A arte de rua dentro da casa

Terça, 21 de Fevereiro de 2012

por Acabra .Net

Até ao dia 16 de março, o resultado de uma residência artística peculiar, decorrida em Lagos, visita Coimbra. A arte de rua dentro da casa da esquina

Numa tela de grandes dimensões, os três pastorinhos surgem pela técnica do “stencil”. Estão ao lado de uma Virgem Maria que aparece não sobre numa nuvem normal, mas de fumo de uma explosão, e as cores da roupa que envergam sugerem uma espécie de efeito psicotrópico. Francisco Marto tem um lacinho vermelho de campanha contra a SIDA na lapela e metralhadora na mão.

Rodeando esta grande tela, estão duas malas abertas que contam duas memórias diferentes. Um álbum de Maria Benta, artista de Lagos, parece personificar uma das histórias: os objetos têm tons de vermelho, dourado, pérola e pó. Um gira-discos está na base da mala, forrado por um veludo coçado. “Muitas das coisas fazem parte do espólio dela”, conta a responsável da direção da Casa da Esquina, Filipa Alves. Do lado oposto da sala, uma outra mala conta a história de um barbeiro: cabelo, pincéis, lâmina enferrujada. Bilhetes para o Sporting em 1957. Pequenas imagens de Nossa Senhora e do Sagrado Coração de Jesus.

A primeira edição do ARTUR – Artistas Unidos em Residência, promovida pelo Laboratório de Actividades Criativas (LAC), sediado em Lagos, foi o mote para a criação destas obras de Jorge Pereira. Durante 20 dias, no verão de 2011, seis artistas convidados estiveram à “descoberta do espaço urbano como cenário para a criação artística”, o mote da residência, e ocuparam não só a antiga cadeia de Lagos como também o espaço urbano envolvente. Explica Filipa Alves que o que foi feito foi “pegar em celas e dá-las aos artistas” e “cada um, dentro da sua cela, criou um espaço”.
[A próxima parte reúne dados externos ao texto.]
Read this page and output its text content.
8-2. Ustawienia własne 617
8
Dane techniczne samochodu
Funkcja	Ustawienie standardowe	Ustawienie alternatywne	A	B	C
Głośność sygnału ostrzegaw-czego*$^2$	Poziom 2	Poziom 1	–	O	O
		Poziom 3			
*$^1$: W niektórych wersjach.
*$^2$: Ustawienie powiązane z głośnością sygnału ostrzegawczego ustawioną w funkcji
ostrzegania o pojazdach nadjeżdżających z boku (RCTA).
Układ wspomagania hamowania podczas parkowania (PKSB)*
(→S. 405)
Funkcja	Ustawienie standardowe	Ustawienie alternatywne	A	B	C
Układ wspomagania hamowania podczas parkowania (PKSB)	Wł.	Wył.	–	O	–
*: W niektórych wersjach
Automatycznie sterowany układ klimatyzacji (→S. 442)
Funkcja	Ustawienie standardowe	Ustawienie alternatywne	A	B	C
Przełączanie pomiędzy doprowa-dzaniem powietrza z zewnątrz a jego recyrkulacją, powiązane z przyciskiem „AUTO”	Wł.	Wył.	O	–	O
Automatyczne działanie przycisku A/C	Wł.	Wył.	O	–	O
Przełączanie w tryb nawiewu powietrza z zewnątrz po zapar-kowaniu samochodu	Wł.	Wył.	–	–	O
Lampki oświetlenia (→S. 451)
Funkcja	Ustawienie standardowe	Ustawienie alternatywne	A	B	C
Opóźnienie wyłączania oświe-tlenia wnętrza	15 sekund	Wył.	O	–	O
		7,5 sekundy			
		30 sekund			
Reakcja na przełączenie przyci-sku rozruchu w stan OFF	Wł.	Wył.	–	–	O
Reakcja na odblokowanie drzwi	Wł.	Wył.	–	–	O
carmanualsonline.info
O melhor que se faz na arte urbana está agora para ver em Coimbra, na Casa da Esquina, até ao dia 16 de março. Não deve deixar-se de visitar as obras de alguns dos nomes mais proeminentes da cena mundial da arte de rua – tanto internacionais, como o grego Alexandros Vasmoulakis e o brasileiro Antonio Bokel, como quatro outros artistas nacionais.

ARTUR adaptado à Esquina
Para além de ser um dos artistas em residência, Jorge Pereira é também membro da direção do LAC. “Trabalho muito o retrato dos ícones culturais”, admite, como Amália e José Afonso, bem lembrados na exposição, e afirma fazê-lo “não tanto por crítica social”. O artista desmistifica, assim, a associação que é muitas vezes feita da arte de rua à crítica social, assegurando que, atualmente, “muitas das grandes obras que se fazem” nesta área, geralmente comissariadas ou pagas por instituições e câmaras municipais, “são simplesmente decorativas ou têm mensagem do artista”.

Por oposição, o trabalho de maismenos, nome artístico de Miguel Januário, surge dentro de um espectro de crítica social. Um autoclismo ligado a uma urna (que remete imediatamente para Marcel Duchamp), uma corda que enforca uma gravata. Uma evocação do Estado Novo através de um Salazar coisificado no objeto de cozinha. “O trabalho que o Miguel faz na rua, ou seja onde for, é um trabalho de crítica social assumido”, aclara Jorge Pereira.

A obra dos outros artistas presentes alinha mais com a arte de rua pela forma: tal como Jorge Pereira, Paulo Arraiano e Antonio Bokel utilizam madeiras recicladas para os trabalhos expostos, invocando motivos tribais e uma reflexão mais espiritual. Por sua vez, a obra de Vasmoulakis evoca questões de género através de uma espécie de um fauvismo contemporâneo, risonho e cínico, expresso em telas a óleo.

“Houve trabalhos feitos diretamente nas celas”, explica Filipa Gonçalves, o que impossibilitou a transposição completa da exposição para Coimbra. Adaptada agora à Casa da Esquina, ela ganha, ainda assim, contornos interessantes. Jorge Pereira estava longe de prever que a tela com os três pastorinhos iria ser exibida na casa ao lado daquela em que a irmã Lúcia terá passado os últimos anos da sua vida, no Carmelo. Do lado de fora da Casa, o artista deixou também repercutidas pelo “stencil” duas noviças, descalças e com máscaras de gás. “Não tinha noção da vizinhança”, brinca. É uma crítica? “Acho que ficou bastante bem encaixado: as duas freiras a olharem, porque estão num muro de fora e são visíveis das janelas das senhoras. Não é nada crítico em relação à igreja, nem a elas próprias, mas são acasos que acontecem”.